DIRECTIONS: For each example below (examples from published narratives by famous writers), find what techniques the author used to convey detail. Write a sentence for your own narrative using one of those techniques, in order to give more detail or a better description of that particular moment in your narrative.

 

  1. I met Old Lady Chong once, and that was enough. She had a peculiar smell, like a baby that had done something in its pants, and her fingers felt like a dead person’s, like an old peach I once found in the back of the refrigerator: its skin just slid off the flesh when I picked it up.

-Amy Tan, “Two Kinds”

(In this example: imagery, smell, touch, colon ( : ), short sentence followed by a long sentence.

 

  1. In a sense, everything I have ever written has been for him, to win his approval even though I know my father can’t read English words, even though my father’s only reading includes the brown-ink Esto sports magazines from Mexico City and the bloody ¡Alarma! Magazines that feature yet another sighting of La Virgen de Guadalupe on a tortilla or a wife’s revenge on her philandering husband by bashing his skull in with a molcajete (a kitchen mortar made of volcanic rock). Or the fotonovelas, the little picture paperbacks with tragedy and trauma erupting from the characters’ mouth in bubbles.

-Sandra Cisneros, “Only Daughter”

(In this example, long sentence followed by short sentence, descriptive details, details that tell you about a character, run-on sentence, repeated words/phrases)

 

  1. When I was in college and in my early 20s, the world was full of pop songs that got me ready to go out, helped me power through the night and accompanied my taxi rides home after some questionable choices. Once I hit 30, though, I found myself woefully lacking a soundtrack to my social life. Where are the songs to pump me up for a dinner that starts past my normal bed time? A song to play while I take the bus home from birthday drinks at a reasonable hour because I have pilates the next morning? A banger while I look into the terms of my 401k? All that changed this weekend when Drake released “Nice for What”: the 30-something going-out song I’ve been waiting for.

-Nora Taylor, “Definitive Proof That I Am Drake’s Most Recent Muse”

(In this example, questions, series of questions, using different words to say the same thing (song, soundtrack, banger),

 

Skipped 4

 

  1. At nine years old, I started grappling with sudden, frequent panic attacks. At the time, neither my parents nor I could understand what was happening to me. I appeared to be experiencing seizure-like convulsions — sweating, shaking, panting — but on the inside, I felt paralyzed with fear, with no control over my mind or body.

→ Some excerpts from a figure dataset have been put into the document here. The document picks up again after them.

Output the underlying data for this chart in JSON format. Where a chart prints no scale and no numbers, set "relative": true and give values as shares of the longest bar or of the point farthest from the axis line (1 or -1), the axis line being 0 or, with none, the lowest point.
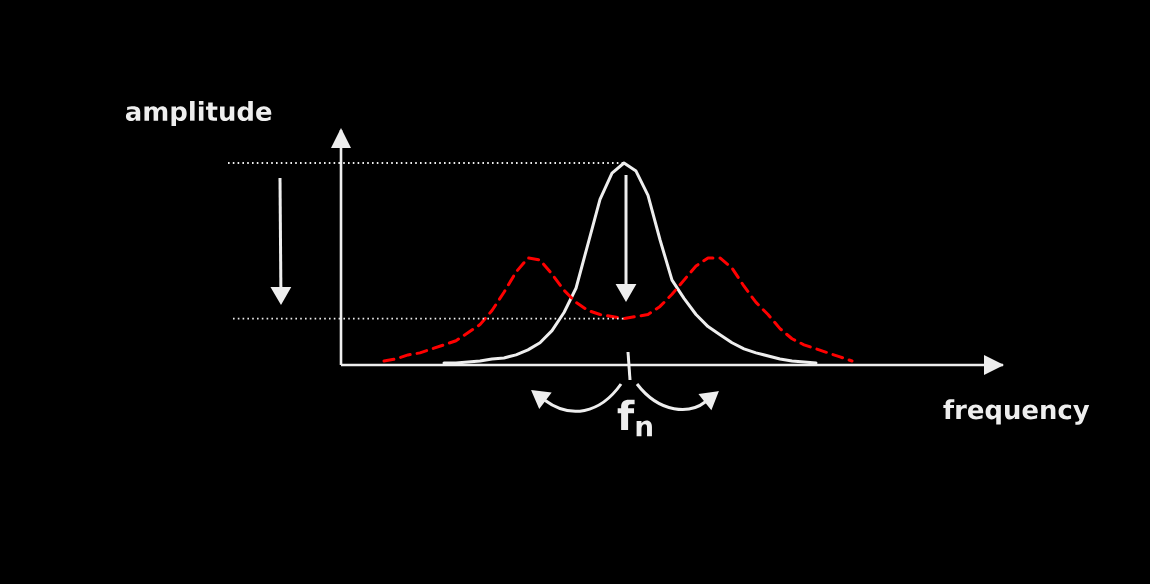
{
  "chart_data": {
    "type": "line",
    "relative": true,
    "xlabel": "frequency",
    "ylabel": "amplitude",
    "marker": "none",
    "categories": [
      null,
      null,
      null,
      null,
      null,
      null,
      null,
      null,
      null,
      null,
      null,
      null,
      null,
      null,
      null,
      null,
      null,
      null,
      null,
      null,
      null,
      null,
      null,
      null,
      null,
      null,
      null,
      null,
      null,
      null,
      null,
      null,
      null,
      null,
      null,
      null,
      null,
      null,
      null,
      null
    ],
    "series": [
      {
        "color": "#eeeeee",
        "line_style": "solid",
        "values": [
          null,
          null,
          null,
          null,
          null,
          0.01,
          0.01,
          0.015,
          0.02,
          0.03,
          0.035,
          0.05,
          0.075,
          0.11,
          0.17,
          0.26,
          0.38,
          0.6,
          0.82,
          0.95,
          1.0,
          0.96,
          0.84,
          0.62,
          0.42,
          0.33,
          0.25,
          0.19,
          0.15,
          0.11,
          0.08,
          0.06,
          0.045,
          0.03,
          0.02,
          0.015,
          0.01,
          null,
          null,
          null
        ]
      },
      {
        "color": "#ff0000",
        "line_style": "dashed",
        "values": [
          0.02,
          0.03,
          0.05,
          0.06,
          0.08,
          0.1,
          0.12,
          0.16,
          0.2,
          0.27,
          0.36,
          0.46,
          0.53,
          0.52,
          0.45,
          0.37,
          0.31,
          0.27,
          0.25,
          0.24,
          0.23,
          0.24,
          0.25,
          0.29,
          0.35,
          0.42,
          0.49,
          0.53,
          0.53,
          0.48,
          0.39,
          0.31,
          0.25,
          0.18,
          0.13,
          0.1,
          0.08,
          0.06,
          0.04,
          0.02
        ]
      }
    ],
    "ref_lines": [
      {
        "axis": "y",
        "value": 1.0,
        "color": "#eeeeee",
        "line_style": "dotted"
      },
      {
        "axis": "y",
        "value": 0.23,
        "color": "#eeeeee",
        "line_style": "dotted"
      }
    ],
    "annotations": [
      "f$_{n}$"
    ]
  }
}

“When is it going to stop?” I’d ask my mom.

“It should be over by next week,” she’d respond, as if we were in the midst of a war that was rumored to end soon.

-Bonnie Azoulay via MR

(In this example: dialogue (when characters/people talk), dashes, simile)

 

Exit ticket/Reflection:

What technique did you use that worked the best for you? How did it help make your experience a more vivid picture for the reader?

Write the sentence you will use in your narrative.

 

 

 

 

 

John Baldessari, I Will Not Make Any More Boring Art, 1971, lithograph, 22-7/16 x 30-1/16 inches (The Museum of Modern Art).